The TA-authenticated grading screen makes final responsibility concrete. It presents an overall score, sub-question rubric fields, written feedback, the submitted source and a rendered-PDF pane together. “AI Fill” is an optional draft action beside a separate “Save” control; the teaching assistant remains in the review loop and decides what, if anything, becomes part of the grade.

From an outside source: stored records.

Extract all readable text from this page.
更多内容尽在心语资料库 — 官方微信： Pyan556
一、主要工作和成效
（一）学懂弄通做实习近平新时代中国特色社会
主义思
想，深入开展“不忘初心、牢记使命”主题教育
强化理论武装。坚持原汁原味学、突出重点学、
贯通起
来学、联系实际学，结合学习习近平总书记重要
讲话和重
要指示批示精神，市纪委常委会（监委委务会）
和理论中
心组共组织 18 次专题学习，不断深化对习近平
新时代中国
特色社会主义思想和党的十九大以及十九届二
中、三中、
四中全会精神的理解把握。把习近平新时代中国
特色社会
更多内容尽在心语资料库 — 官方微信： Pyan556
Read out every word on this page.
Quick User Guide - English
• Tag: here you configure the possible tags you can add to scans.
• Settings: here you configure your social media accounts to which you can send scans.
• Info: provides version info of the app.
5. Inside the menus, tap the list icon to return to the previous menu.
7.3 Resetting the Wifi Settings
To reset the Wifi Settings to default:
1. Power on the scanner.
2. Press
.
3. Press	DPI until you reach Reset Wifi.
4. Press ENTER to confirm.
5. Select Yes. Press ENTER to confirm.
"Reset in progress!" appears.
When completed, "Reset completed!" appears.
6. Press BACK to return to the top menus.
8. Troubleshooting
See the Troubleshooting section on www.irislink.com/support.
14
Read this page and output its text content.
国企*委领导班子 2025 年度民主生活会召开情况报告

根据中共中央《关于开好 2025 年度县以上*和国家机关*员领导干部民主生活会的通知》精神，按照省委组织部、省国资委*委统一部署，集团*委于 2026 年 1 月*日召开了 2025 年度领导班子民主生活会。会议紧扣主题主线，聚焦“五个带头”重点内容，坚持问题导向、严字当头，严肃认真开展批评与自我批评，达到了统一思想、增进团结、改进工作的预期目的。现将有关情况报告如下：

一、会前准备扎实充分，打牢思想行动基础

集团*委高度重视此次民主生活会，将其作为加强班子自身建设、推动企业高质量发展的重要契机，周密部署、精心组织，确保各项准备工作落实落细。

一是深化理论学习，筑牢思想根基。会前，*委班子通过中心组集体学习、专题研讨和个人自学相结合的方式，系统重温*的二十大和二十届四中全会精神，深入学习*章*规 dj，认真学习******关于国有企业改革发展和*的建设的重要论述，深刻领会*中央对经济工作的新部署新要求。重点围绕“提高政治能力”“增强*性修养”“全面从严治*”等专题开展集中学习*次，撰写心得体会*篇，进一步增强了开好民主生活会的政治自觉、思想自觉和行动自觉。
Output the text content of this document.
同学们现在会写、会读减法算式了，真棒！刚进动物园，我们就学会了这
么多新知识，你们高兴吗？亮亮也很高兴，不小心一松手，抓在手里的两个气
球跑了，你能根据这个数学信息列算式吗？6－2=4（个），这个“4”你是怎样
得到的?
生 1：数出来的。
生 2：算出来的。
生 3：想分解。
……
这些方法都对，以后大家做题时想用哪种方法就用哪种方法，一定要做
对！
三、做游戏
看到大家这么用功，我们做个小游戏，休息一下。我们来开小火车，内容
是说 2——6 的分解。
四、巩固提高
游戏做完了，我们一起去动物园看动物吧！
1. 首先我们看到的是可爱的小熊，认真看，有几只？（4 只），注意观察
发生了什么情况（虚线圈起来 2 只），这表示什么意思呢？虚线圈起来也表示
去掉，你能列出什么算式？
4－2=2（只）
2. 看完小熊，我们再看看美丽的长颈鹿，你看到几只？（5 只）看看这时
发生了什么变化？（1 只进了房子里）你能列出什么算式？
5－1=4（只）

What the evidence demonstrates
| Award area | Evidence on this page |
|---|---|
| Innovation | A coherent progression from multimodal chat to tool use, supervised agents and human-reviewed assessment, joined by shared access and practical AI literacy. The project does not claim to have built the underlying foundation models. |
| Impact and potential impact | The interfaces reduce entry barriers while supporting distinct student, teacher and TA workflows. Application records report more than 300 active users across at least ten Physics and Statistics courses, approximately 100 daily users, more than 40 billion tokens served and over 100 written feedback responses. |
| Responsible depth | Visible model choice, price and data-handling information, institutional metering, inspectable tool traces, agent sandbox and tool controls, versioned submissions and retained TA authority create repeated opportunities to question, verify and intervene. |
The 2024-25 survey records reported that more than 75% of respondents found the service easy to use and more than 80% reported improved learning. Those figures are reported outcomes; the screenshots above demonstrate the actual learning and review surfaces through which the programme operates.